Sam Jones is not the sharpest pencil in the box, and he is a little too focused on Skating. (Skateboarding, not ice-skating; but only losers say skateboarding.)
Sam is the narrator of Slam, Nick Hornby’s first attempt at Young Adult fiction, and tells quite a story.
Like most (all?) Hornby novels, this is a tale about a man trying to learn to be a man. Except that in this novel, the man is actually a scared and selfish 16-year old skater with a pregnant girlfriend.
I enjoyed the book, and it had many wonderful observations as only Nick Hornby can write them. The narrator is a wonderfully three dimensional character, as they always are. Hornby’s gift is to take a selfish and inconsiderate protagonist, and make you pity them instead of hating them.
That being said, the rest of the characters were a little too stereotyped or flat for me. The pregnant girlfriend was whiney, Sam’s father is just a little too bloke-ish, and his mates are so thin their presence is almost needless.

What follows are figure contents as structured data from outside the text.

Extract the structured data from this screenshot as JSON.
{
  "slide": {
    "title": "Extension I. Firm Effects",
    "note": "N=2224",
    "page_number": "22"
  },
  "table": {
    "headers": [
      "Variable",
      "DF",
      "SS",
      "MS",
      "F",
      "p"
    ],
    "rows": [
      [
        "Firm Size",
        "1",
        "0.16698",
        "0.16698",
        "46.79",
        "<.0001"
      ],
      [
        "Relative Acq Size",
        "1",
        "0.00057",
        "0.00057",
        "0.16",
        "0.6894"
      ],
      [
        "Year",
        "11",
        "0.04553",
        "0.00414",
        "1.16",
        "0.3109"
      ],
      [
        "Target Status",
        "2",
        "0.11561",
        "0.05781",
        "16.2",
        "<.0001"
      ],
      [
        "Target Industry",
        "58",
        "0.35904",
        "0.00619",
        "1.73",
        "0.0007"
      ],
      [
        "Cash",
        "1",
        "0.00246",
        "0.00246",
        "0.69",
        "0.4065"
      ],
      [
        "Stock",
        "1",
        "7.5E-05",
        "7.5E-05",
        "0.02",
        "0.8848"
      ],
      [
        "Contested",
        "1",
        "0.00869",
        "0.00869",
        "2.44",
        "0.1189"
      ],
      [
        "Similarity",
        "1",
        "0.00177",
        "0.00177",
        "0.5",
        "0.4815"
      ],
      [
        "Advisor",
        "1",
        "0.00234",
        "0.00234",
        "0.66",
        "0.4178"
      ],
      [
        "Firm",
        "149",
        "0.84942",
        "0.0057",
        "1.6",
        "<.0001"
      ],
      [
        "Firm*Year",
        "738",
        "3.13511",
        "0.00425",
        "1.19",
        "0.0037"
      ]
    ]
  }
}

And I found a few plot devices jarring and unnecessary. Sam talks to his Tony Hawke poster, which offers him advice straight out of Hawke’s autobiography; and there are random flashes forward to the future where Sam gets to experience a day in his future. These both seemed out of place in the novel, and did not add anything to the storyline, except confusion.
But it is classic Nick Hornby, which means brilliant and enjoyable. I recommend it without reservation.